アケミはマナをソファーに座らせてから自分も座り、マナの肩にふんわり片手を置いた。

「私で良ければ、聞くよ。

無理にとは言わないけど……」

「ありがとう、アケミちゃん」

マナはしばらく頭の中で整理をした。

アケミにこうして気にかけてもらえることは嬉しい。

アケミとマナは、《お互いの親が仕事の付き合いをしている》という関係以上の絆を築いているし、今のアケミは、マナのことを一番大切な女友達だと思っていた。

マナも、そんなアケミの気持ちをひしひし感じている。

でも、ミズキやアイリのプライバシーに関わることを、部外者のアケミに話すのはいけないと思った。
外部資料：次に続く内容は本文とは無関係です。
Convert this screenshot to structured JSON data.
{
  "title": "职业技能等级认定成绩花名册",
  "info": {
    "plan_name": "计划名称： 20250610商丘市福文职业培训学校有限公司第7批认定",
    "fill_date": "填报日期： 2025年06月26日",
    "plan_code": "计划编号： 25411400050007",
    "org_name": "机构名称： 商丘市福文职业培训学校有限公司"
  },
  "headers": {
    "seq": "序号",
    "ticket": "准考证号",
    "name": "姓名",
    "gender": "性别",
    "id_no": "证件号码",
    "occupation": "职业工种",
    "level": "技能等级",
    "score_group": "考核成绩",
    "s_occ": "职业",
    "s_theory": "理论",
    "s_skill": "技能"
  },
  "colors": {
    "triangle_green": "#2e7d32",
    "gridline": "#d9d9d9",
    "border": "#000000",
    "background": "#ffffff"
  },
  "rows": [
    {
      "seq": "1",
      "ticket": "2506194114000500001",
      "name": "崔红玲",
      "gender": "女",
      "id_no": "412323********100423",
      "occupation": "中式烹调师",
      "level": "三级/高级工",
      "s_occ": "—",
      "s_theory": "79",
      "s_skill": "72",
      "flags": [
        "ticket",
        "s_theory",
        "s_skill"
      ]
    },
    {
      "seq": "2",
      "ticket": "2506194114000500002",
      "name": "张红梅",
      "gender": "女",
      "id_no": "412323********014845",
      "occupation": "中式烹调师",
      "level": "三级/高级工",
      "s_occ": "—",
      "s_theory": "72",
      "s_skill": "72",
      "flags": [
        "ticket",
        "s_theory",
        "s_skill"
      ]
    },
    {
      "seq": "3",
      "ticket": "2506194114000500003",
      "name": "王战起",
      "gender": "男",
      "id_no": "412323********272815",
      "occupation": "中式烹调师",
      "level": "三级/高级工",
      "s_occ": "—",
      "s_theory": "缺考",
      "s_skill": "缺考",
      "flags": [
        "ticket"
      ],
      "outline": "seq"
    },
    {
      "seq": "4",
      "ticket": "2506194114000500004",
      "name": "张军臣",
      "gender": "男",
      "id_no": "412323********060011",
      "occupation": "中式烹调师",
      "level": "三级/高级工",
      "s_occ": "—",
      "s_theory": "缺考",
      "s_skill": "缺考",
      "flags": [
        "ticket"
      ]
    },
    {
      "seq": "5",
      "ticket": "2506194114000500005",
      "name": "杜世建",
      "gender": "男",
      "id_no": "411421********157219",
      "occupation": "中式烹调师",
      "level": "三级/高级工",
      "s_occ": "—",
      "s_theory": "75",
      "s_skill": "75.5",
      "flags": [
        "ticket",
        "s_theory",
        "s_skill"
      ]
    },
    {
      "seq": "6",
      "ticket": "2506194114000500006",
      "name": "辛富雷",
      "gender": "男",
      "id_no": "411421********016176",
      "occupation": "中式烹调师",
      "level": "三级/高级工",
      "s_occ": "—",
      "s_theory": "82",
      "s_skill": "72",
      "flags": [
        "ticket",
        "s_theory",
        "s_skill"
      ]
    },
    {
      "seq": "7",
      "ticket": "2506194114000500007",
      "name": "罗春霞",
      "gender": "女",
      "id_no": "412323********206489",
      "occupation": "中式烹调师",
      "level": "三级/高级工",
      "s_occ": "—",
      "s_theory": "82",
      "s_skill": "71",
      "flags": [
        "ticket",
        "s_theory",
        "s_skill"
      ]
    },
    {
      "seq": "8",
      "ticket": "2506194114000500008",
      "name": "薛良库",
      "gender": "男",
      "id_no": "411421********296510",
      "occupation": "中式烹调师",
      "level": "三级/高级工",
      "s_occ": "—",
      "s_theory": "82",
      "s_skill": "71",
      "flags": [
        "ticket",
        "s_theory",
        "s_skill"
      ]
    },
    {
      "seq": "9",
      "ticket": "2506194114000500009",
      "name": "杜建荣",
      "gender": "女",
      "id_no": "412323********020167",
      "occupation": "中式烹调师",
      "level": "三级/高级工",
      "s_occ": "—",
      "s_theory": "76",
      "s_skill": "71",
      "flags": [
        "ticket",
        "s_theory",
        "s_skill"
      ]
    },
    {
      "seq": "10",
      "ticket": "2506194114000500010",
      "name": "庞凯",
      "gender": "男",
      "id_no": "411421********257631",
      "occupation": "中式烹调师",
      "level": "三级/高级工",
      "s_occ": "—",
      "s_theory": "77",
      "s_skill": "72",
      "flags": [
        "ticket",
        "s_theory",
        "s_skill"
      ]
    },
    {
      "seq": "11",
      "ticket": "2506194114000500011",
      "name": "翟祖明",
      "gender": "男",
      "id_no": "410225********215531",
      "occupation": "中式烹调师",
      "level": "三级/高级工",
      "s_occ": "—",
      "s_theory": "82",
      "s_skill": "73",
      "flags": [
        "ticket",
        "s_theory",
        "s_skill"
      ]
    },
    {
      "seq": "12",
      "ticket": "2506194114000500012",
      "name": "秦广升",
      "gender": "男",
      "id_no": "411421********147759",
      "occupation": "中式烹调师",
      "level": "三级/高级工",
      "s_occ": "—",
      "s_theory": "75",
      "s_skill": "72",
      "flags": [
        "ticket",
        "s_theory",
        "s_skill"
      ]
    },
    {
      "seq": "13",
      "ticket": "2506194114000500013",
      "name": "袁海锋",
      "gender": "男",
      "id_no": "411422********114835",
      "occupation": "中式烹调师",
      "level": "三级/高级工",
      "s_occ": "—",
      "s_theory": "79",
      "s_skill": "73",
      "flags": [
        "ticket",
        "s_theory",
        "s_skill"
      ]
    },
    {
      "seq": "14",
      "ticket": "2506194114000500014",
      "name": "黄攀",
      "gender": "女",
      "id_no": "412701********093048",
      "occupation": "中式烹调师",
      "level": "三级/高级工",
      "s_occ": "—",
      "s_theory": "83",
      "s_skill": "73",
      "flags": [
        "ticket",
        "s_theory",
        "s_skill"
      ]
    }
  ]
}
複雑な考え事が苦手なマナだったが、ミズキのことを思えばそれも苦ではない。

座っている自分の足のつま先を見ながらしばらく考え、マナは口を開いた。

「あの……。詳しいことは言えないんだけど……。

もしもの話と思って聞いてくれる?」

「うん、わかった」

アケミはマナの瞳をまっすぐ見つめた。

「罪を犯した人の名前をMとして……。

Mに危害を加えられた被害者をHとするね。

HはMを、警察に突き出すべきだと思う?

私はそうするべきだと思うんだけど、HはMの親の気持ちを考えて、Mのことを警察に突き出さないかもしれない。